Now $f$ is strictly monotone increasing on $[1,+\infty)$ so if $1\leq x\leq y$ then $y=f(x)\leq x=f(y)$ implying $x=y$.
Similarly, as $f$ is strictly monotone on $(-\infty,0]$ then $x\leq y\leq 0$ implies $x=y$.
Finally, $f$ maps $(-\infty,1]$ into $(-\infty,0]$ so $x\in (0,1]$ implies $x=f(f(x))\leq 0$ (contradiction). We conclude that $x=y$ as wanted.
Remark: Incidently, the same argument shows that any real orbit of period $p$ must also be a fixed point. So e.g. $x+y^2=y^3$, $y+z^2=z^3$, $z+x^2=x^3$ has the same (real) solutions.
On
The solution set of the second equation is the cubic parabola $$\gamma:\quad y=x^3-x^2$$ which intersects the symmetry line $y=x$ in the three points $$\left({1-\sqrt{5}\over2},{1-\sqrt{5}\over2}\right),\quad(0,0),\quad\left({1+\sqrt{5}\over2},{1+\sqrt{5}\over2}\right)\ .\tag{1}$$ Otherwise $\gamma$ lies in the interior of the four shaded regions of the following figure (note that for $x>0$ one has $x^3-x^2+x=x(x^2-x+1)>x(x-1)^2>0$, hence $x^3-x^2>-x$):
The solution set of the first equation is the curve $\hat\gamma$ obtained by reflecting $\gamma$ in the symmetry line $y=x$. It contains the three points $(1)$ and is otherwise a subset of the reflected shaded regions.

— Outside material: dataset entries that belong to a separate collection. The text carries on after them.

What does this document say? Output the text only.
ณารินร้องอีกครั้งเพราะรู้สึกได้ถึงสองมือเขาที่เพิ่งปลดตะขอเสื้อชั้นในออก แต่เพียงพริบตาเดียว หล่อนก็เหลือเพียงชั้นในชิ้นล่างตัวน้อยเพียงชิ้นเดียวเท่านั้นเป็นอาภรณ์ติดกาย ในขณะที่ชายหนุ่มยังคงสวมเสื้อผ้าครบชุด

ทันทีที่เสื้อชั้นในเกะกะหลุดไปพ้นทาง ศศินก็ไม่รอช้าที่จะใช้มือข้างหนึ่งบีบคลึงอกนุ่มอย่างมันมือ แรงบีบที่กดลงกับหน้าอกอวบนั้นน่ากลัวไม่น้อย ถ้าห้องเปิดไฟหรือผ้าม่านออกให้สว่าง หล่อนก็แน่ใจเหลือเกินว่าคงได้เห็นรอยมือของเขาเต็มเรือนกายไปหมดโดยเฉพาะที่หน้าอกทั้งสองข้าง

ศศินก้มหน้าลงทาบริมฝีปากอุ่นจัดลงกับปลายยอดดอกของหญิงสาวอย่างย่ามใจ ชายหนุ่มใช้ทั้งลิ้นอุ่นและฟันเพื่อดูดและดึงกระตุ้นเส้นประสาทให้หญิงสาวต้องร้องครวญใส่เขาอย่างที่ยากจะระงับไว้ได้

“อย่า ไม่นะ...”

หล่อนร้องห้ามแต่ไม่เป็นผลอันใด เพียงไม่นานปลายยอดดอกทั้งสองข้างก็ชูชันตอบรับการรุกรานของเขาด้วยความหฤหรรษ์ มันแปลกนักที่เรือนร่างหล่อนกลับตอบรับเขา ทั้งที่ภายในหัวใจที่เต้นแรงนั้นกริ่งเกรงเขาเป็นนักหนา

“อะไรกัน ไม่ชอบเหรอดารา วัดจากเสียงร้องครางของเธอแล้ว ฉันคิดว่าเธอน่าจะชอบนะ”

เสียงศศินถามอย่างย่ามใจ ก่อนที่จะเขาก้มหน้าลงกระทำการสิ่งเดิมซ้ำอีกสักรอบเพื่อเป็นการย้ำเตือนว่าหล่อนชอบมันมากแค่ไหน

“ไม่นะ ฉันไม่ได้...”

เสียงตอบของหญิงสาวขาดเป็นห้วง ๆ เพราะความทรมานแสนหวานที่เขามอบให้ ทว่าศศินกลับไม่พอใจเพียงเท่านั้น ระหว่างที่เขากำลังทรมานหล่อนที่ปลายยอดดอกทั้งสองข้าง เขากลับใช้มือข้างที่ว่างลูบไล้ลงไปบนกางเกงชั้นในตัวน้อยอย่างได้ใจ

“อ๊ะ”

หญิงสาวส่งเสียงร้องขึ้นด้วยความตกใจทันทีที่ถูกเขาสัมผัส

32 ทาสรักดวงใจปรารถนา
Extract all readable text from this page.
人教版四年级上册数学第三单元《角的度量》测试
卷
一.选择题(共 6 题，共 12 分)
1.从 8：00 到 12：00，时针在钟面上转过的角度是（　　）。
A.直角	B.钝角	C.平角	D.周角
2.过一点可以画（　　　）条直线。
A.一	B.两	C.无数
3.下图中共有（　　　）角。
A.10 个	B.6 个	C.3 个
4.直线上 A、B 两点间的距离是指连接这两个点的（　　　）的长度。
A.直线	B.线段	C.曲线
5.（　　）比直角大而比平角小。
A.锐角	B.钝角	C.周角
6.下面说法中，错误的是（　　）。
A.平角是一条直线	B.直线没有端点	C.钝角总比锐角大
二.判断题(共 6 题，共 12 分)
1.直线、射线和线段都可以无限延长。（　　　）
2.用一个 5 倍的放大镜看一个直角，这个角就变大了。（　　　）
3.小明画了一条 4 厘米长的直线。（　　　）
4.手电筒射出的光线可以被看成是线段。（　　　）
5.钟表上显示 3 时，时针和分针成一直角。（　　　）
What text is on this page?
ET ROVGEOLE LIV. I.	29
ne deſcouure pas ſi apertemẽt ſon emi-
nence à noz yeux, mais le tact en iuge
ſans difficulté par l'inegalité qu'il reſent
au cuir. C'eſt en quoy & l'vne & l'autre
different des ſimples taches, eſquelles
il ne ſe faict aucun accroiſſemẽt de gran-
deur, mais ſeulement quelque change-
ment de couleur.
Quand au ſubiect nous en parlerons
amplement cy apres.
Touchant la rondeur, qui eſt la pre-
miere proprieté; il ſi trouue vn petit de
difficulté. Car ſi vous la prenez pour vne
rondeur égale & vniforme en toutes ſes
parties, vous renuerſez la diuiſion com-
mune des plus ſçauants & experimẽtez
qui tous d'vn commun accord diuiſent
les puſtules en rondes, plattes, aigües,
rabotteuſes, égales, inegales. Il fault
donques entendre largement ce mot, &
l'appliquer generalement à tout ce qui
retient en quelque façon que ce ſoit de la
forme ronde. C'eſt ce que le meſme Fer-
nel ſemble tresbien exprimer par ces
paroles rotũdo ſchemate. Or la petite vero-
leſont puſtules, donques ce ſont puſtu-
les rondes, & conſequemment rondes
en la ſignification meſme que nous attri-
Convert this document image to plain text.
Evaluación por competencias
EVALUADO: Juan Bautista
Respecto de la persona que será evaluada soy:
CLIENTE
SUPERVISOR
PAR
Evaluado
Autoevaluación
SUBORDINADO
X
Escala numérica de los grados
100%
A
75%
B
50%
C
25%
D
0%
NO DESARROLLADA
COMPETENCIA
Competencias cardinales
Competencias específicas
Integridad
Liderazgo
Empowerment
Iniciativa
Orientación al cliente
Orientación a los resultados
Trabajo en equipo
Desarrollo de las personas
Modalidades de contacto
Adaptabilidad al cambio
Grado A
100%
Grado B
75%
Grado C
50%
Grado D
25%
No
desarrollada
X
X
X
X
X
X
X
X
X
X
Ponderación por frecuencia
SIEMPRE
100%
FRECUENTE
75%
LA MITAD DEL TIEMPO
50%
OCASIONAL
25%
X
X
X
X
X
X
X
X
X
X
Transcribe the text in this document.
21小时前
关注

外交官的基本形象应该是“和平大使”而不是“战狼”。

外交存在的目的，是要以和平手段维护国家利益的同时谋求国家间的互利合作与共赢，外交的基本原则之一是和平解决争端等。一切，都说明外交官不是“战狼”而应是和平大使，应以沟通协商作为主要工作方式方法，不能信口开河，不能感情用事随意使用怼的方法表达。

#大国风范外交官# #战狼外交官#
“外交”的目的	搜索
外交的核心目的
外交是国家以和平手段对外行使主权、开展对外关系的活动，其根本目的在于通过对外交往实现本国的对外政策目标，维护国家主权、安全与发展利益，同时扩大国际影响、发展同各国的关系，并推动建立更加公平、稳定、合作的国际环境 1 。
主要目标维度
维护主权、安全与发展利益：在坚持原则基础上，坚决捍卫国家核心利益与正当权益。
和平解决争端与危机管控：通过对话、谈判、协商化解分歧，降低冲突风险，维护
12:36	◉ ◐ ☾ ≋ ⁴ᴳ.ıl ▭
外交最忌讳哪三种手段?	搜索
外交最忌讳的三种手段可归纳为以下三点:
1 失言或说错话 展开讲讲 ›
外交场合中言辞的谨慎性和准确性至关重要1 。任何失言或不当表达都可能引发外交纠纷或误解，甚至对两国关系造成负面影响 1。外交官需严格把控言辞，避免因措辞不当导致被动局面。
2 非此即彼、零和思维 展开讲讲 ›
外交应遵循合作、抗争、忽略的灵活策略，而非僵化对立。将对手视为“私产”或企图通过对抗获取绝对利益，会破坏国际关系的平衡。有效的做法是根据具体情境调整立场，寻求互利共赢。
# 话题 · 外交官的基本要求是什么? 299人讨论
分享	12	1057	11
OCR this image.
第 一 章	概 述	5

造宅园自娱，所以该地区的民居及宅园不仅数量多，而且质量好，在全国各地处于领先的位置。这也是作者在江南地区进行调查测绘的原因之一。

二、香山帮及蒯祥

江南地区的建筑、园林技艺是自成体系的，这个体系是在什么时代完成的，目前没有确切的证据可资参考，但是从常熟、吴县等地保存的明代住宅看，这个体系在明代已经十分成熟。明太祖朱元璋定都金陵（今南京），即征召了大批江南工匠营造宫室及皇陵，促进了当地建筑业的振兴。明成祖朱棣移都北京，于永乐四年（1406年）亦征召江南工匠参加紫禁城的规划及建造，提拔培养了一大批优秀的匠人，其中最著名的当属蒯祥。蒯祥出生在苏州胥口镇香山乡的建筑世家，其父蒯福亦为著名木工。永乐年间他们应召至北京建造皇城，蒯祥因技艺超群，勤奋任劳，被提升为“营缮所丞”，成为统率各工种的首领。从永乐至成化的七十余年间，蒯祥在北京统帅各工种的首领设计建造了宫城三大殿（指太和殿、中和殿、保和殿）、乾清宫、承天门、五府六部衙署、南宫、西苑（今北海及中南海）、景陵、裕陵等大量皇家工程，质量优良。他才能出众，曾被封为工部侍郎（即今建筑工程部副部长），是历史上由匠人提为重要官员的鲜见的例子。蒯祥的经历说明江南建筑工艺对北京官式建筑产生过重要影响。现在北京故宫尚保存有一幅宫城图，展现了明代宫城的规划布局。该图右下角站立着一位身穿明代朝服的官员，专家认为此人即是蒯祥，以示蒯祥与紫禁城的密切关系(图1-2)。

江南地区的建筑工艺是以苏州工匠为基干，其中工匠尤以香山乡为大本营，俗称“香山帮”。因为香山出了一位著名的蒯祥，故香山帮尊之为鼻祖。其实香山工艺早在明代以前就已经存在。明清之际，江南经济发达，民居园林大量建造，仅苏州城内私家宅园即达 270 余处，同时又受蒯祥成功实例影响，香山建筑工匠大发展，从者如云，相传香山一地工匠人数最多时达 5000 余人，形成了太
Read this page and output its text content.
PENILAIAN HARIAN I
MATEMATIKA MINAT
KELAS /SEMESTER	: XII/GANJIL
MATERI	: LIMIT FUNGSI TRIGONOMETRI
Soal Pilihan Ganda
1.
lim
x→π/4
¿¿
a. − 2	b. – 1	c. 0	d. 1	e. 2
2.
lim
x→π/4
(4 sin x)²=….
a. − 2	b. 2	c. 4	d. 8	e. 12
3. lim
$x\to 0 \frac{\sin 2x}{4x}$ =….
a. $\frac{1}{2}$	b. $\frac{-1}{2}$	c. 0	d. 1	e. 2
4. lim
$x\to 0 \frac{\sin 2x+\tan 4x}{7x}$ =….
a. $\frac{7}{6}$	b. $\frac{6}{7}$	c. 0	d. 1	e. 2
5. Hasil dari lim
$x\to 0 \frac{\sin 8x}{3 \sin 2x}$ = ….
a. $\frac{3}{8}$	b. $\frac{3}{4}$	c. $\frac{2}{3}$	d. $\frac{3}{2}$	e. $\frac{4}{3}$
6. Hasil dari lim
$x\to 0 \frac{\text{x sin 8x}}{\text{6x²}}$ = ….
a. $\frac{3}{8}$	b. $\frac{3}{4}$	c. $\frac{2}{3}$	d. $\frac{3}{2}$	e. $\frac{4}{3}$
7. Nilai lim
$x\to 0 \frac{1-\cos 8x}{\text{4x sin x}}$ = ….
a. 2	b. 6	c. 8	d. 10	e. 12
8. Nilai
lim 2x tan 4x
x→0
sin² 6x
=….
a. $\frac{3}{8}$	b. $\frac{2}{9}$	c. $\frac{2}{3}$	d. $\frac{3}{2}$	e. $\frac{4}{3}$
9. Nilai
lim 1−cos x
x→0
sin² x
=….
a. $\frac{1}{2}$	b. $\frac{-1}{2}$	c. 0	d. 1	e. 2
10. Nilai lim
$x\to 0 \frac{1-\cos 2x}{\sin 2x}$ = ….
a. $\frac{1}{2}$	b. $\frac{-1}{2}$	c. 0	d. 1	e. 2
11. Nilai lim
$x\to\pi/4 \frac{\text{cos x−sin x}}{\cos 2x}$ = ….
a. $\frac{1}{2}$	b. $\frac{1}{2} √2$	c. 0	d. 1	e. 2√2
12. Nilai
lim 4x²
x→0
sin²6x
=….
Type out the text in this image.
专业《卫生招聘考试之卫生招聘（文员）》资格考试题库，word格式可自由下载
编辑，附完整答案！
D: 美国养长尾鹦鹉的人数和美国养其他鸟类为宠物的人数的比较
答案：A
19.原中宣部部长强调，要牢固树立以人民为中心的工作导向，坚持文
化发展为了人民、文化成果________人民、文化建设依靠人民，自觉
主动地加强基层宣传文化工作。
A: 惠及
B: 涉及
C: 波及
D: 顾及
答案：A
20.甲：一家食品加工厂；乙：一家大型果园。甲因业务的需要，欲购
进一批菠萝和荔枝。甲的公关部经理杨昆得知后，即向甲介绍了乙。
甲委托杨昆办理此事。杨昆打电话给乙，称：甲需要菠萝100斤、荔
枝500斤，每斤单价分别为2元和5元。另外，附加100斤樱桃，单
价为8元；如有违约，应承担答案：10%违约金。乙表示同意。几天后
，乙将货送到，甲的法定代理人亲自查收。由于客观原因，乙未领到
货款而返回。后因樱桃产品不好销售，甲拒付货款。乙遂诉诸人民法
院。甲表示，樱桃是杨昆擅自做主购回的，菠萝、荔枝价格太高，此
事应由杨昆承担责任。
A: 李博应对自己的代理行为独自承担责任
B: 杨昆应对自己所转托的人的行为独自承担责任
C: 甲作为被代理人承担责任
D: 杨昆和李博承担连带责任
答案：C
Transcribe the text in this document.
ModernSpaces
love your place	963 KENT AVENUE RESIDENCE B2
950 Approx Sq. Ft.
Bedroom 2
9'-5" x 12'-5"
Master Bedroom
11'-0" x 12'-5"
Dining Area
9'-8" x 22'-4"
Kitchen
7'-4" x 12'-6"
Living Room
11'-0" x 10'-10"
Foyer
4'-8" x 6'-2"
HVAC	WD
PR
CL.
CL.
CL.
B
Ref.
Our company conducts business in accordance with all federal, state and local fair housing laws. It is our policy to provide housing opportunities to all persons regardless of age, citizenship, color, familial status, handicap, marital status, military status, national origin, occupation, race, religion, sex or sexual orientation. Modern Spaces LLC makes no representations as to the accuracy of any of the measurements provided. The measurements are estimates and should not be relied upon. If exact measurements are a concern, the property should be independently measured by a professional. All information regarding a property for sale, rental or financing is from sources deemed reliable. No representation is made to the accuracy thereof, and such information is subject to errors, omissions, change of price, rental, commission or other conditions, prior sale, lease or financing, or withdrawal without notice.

Since the latter are disjoint from the original regions it follows that the intersection $\gamma\cap\hat\gamma$ is given by $(1)$.
Here's your equations:
$x+y^2 = y^3$
$y+x^2 = x^3$
I could substitute $x=y^3-y^2$ and get a degree 9 equation in $y$, but I'll try something else.
Looking at these, I notice that if I subtract them, I get something in which everything is divisible by $x-y$.
Subtracting the second from the first, I get
$(x-y)+(y^2-x^2) =y^3-x^3 $
or $(x-y)+(y-x)(y+x) =(y-x)(y^2+xy+x^2) $.
If $y \ne x$, dividing by $y-x$ gives $-1+(y+x) =y^2+xy+x^2 $ or $0 =y^2+y(x-1)+x^2-x+1 $.
Solving this,
$\begin{array}\\ y &=\dfrac{-(x+1)\pm \sqrt{(x-1)^2-4(x^2-x+1)}}{2}\\ &=\dfrac{-(x+1)\pm \sqrt{x^2-2x+1-4x^2+4x-4}}{2}\\ &=\dfrac{-(x+1)\pm \sqrt{-3x^2+2x-3}}{2}\\ &=\dfrac{-(x+1)\pm \sqrt{-2x^2-x^2+2x-1-2}}{2}\\ &=\dfrac{-(x+1)\pm \sqrt{-2x^2-(x-1)^2-2}}{2}\\ \end{array} $
Since the discriminant is negative, there are no real values of $y$.
Therefore the only real solution is $x=y$.